UneeQ, a startup that counts Salesforce's former head of AI as an investor, has a free new tool that aims to make building virtual humans to answer questions as easy as creating a website
- The startup UneeQ has created a website that lets anyone build one of their digital humans for free and start talking to it.
- The new site is a sign of the growing access to conversational artificial intelligence and highly realistic on-screen personas — making a conversation with a chatbot just that much more personal.
- UneeQ previously built a digital twin of a famous Swiss banker the investment bank UBS let clients engage with. It also counts BMW and Vodaphone as clients.
- UneeQ's CEO says digital humans can be easier to talk to about delicate subjects, such as mental health.
- Visit Business Insider's homepage for more stories.
A startup that makes highly realistic on-screen human personas – including a digital twin of a famous Swiss banker – has created a platform where anyone can create a digital human and talk to it for free.
The new site is an example of the growing affordability of conversational artificial intelligence and digital humans – a way to make interacting with software a little more personal.
UneeQ has been working on digital humans – the hyper-realistic on-screen robots that look and act like humans – since 2010. The firm has worked with BMW, Vodaphone, and top banks in New Zealand to set up the digital humans as customer service helpers, giving a persona to the chatbots that have previously often been simply a box to type into.
UneeQ has raised $11 million in venture capital, and boasts an artificial intelligence heavyweight — Salesforce's former head of AI, Richard Soucher — as an investor. A $5 million bridge round is coming soon, Tomsett says, and a Series B round is expected next year. The company has small offices in New Zealand, Austin, and San Francisco.
"This is a giant leap forward in conversational AI," says Danny Tomsett, founder and CEO of UneeQ. The company's digital human creator website "eliminates a complex, multimillion-dollar barrier-to-entry," he says, and compares it to the way Squarespace has helped companies to easily build websites.
The conversational AI market brought in $4 billion last year, according to Adroit Market Research, and is expected to grow 30% annually until 2025.
'Judgment actually comes in hand-in-hand with human conversation'
The point of having a digital human that can answer customer questions is "to create a human connection and better online experience," Tomsett tells Business Insider.
Some might say a highly realistic persona is still not a human, but Tomsett says digital humans actually have some advantages over the real McCoys. "Judgment actually comes hand-in-hand with human conversation, and with virtual humans we see a distinct advantage there."
In one case, Swiss investment bank UBS built a UneeQ digital human double of its chief economist, Daniel Kalt, that meets with clients. "He's a well-known individual in Switzerland and so they wanted to recreate him and make him available for anyone for financial advice so we recreated him," says Tomsett.
UneeQ Creator, the startup's new website, allows anyone to create a persona based on UneeQ's stock of nine diverse young men and women digital humans. The free trial allows anyone to bring one of the personas to life and have a conversation with it.

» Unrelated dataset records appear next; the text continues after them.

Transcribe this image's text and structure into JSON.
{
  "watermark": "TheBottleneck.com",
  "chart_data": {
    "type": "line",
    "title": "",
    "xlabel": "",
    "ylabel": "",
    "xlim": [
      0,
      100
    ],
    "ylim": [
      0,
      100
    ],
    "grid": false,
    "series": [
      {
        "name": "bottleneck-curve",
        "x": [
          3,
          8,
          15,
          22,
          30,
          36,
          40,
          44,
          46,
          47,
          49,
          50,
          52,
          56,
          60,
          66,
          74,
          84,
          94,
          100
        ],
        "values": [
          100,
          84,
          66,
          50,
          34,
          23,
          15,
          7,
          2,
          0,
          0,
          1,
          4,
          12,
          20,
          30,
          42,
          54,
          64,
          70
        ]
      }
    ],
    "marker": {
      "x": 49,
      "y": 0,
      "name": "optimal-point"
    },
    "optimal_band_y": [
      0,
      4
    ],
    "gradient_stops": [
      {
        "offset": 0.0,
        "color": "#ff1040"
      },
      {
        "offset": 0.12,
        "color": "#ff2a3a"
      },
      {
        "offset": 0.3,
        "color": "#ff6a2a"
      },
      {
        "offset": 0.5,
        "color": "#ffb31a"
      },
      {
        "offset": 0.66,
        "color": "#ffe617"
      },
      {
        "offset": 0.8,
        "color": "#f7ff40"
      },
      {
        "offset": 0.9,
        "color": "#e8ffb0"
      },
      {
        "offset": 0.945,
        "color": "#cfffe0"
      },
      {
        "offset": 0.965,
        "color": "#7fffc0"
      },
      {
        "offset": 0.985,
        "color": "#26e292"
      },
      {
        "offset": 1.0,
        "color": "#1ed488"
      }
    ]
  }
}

Companies that are impressed with the demo can connect the persona to their existing chatbot to integrate their natural language processing software. UneeQ says its platform integrates with major cloud platforms including Amazon Web Services Lex, Microsoft Bot Framework, IBM Watson Assistant, and others.
The free demo digital humans and $900-a-month versions are "off the rack" pre-made personas UneeQ sells, but more expensive versions are customizable.
In what the company says is a good example of the potential for the technology, legendary New Zealand rugby player Sir John Kirwan has used a UneeQ persona in a program to help people discuss depression.
"For many people struggling with their mental health, going to see a specialist comes with fear of the unknown, anxiety or is difficult due to a lack of finances," Kirwan said in a previous interview about the UneeQ platform.
UneeQ isn't the only one chasing this idea: In May, Japanese tech giant NTT announced new labs in Silicon Valley where it will build hyper-realistic digital twins of people for medical research. Those digital humans will be exact digital replicas of people for research purposes.